Ice hockey is just two years shy of spending a century within the offerings of the Olympic Games. The first men’s ice hockey tournament was held at the 1920 Belgium games, but in the summer. It was moved to the Winter Olympics with the following games at the 1924 edition in France. The women’s tournaments took quite a while longer, only skating into a permanent part of the Olympics three decades ago in 1988.

How It Worked

Prior to 1988, Olympic ice hockey tournaments were started as a round-robin tournament instead of an elimination tournament, according to the rules of the International Ice Hockey Federation (IIHF). Every team played each other, rather than teams getting matched up in an elimination bracket. Accumulated points during the round robin were used to determine who won the medals.

Rule Changes for the Men

After the 1988 Olympics, tournament style changed more to match that of the National Hockey League (NHL) instead of the IIHF. The reasoning for the change was that the gold medal winner had often been decided before the final game, making it less relevant and exciting for fans. With the NHL’s playoff format, players and fans were more engaged, and the competition was met with even more enthusiasm.

Renewed Hope With the “Miracle on Ice”

The one exception to the waning enthusiasm was the “Miracle on Ice” from the 1980 Olympic Games. Even though the Russians were expected to win, the hope of the underdog American team made this one of the most-watched ice hockey games ever in the Olympics. The Russian team was made up primarily of professional-level players, while the American team was basically a bunch of rookies. But that didn’t stop USA from taking the gold. The winning 20-foot wrist shot by Mike Eruzione, the USA captain, gave everyone new hope.

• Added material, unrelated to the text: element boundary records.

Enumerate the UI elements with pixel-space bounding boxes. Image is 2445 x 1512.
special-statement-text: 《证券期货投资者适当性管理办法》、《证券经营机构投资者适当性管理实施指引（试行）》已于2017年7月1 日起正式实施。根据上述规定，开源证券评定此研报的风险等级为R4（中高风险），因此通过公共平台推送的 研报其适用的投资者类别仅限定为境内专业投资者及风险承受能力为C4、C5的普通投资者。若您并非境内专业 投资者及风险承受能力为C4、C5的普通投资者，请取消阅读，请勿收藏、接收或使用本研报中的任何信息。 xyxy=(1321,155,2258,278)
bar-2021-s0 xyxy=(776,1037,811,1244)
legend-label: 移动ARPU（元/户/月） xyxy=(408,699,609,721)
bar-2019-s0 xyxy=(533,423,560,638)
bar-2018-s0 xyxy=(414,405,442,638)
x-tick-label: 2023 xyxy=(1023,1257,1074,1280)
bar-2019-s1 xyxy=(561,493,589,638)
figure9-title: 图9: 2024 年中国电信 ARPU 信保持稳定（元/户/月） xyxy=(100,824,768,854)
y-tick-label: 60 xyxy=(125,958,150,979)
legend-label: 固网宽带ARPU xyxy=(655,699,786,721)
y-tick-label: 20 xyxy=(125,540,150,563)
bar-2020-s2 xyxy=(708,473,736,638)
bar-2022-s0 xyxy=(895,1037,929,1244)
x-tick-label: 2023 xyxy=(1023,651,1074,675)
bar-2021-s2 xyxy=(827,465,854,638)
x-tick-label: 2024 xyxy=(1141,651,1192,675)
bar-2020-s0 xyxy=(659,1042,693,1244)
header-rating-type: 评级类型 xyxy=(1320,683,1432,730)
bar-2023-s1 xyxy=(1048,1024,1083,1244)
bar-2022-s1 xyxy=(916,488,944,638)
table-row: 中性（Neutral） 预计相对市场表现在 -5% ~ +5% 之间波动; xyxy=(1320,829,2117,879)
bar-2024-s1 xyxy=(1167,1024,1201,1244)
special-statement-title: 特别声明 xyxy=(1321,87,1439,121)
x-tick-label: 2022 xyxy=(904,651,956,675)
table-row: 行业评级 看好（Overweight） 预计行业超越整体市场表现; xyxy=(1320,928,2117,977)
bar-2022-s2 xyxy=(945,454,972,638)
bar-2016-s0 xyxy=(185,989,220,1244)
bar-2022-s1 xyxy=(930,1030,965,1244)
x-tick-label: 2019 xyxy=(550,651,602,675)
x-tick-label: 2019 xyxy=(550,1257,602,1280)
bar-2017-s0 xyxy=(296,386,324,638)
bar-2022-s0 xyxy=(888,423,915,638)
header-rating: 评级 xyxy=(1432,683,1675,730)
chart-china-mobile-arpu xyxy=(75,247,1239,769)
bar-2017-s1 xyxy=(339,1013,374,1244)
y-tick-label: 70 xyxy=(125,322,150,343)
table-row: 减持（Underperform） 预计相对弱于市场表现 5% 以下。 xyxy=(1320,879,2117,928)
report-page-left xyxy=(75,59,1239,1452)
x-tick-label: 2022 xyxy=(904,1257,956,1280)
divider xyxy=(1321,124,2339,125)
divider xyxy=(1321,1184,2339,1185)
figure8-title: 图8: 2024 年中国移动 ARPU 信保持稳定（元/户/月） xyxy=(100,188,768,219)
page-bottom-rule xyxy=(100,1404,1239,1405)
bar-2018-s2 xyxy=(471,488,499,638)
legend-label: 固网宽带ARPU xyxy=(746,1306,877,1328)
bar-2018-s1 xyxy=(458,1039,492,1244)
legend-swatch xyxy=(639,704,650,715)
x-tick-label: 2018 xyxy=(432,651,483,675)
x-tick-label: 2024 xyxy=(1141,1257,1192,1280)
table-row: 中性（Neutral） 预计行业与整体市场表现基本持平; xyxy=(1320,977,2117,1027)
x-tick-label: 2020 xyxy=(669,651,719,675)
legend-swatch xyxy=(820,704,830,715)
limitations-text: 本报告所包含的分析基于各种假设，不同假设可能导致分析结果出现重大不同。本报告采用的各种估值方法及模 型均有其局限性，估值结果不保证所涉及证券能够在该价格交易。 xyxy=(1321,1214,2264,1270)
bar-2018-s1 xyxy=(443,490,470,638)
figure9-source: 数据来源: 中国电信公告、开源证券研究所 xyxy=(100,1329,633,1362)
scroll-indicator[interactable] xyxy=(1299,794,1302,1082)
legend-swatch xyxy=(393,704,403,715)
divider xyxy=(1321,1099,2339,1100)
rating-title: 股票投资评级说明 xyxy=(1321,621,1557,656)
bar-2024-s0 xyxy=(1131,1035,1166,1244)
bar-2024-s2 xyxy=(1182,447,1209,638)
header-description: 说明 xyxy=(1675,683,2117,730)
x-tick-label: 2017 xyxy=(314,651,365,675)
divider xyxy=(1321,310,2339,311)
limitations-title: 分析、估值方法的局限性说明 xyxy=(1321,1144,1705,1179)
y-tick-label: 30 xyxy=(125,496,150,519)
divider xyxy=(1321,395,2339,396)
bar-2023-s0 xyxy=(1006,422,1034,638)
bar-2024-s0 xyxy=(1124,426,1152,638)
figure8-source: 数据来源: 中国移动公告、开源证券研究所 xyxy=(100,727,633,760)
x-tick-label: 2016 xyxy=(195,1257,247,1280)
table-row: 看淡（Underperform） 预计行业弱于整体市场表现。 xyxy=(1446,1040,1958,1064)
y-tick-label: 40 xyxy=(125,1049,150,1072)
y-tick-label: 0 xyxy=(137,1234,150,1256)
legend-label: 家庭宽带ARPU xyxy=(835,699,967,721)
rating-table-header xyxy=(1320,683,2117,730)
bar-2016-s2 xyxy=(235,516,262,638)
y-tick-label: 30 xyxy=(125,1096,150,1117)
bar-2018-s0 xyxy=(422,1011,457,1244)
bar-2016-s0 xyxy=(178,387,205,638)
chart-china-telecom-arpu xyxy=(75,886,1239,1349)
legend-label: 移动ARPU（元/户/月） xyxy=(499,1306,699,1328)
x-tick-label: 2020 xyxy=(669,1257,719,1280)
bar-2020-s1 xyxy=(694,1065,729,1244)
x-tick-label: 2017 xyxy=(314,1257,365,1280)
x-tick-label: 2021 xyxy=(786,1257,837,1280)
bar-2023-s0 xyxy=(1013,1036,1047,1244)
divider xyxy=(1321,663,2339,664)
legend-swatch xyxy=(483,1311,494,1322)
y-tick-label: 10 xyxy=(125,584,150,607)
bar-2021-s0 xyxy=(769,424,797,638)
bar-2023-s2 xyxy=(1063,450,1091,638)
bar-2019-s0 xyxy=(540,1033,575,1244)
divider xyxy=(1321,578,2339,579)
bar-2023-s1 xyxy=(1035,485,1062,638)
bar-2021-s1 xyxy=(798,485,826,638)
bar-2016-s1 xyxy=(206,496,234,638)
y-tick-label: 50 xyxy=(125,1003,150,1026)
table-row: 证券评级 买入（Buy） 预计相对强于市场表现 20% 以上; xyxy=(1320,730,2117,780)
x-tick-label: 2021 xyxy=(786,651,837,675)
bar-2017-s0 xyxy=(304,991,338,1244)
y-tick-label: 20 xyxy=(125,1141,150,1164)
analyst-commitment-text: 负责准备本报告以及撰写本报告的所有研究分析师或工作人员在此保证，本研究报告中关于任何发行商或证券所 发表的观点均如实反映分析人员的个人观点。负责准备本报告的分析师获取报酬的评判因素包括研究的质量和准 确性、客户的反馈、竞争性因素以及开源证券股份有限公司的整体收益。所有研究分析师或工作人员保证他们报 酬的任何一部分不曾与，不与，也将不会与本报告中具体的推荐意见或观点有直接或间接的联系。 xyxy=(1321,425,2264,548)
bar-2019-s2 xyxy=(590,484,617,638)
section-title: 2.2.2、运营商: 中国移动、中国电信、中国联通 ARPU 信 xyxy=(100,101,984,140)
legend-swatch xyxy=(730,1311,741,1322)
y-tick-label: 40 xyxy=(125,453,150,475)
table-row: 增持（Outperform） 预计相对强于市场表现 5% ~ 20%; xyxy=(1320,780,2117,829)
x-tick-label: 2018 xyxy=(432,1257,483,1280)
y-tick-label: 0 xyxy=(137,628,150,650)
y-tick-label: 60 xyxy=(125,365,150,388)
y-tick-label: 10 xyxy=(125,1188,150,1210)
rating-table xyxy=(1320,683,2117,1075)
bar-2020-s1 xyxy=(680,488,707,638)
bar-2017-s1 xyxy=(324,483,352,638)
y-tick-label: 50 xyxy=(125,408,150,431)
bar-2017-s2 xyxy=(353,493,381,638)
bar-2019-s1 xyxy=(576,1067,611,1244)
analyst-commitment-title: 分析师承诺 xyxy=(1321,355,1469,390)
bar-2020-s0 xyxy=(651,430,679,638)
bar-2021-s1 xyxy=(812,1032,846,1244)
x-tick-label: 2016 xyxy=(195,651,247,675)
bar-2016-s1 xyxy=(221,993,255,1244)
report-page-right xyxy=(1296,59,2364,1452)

Women’s Hockey Gets Even Better

In 2010, the rules for the women’s ice hockey competitions were changed to match those of the men’s. This made for even more fan excitement. And at the 2014 Olympic Games in Sochi, the women’s Canadian team made a stunning comeback in the final four minutes. Down 2-0, the Canadian team scored with three minutes left on the clock and then again to tie at just under a minute. In a grueling overtime session, Canada scored eight minutes and 10 seconds in, winning the gold at home.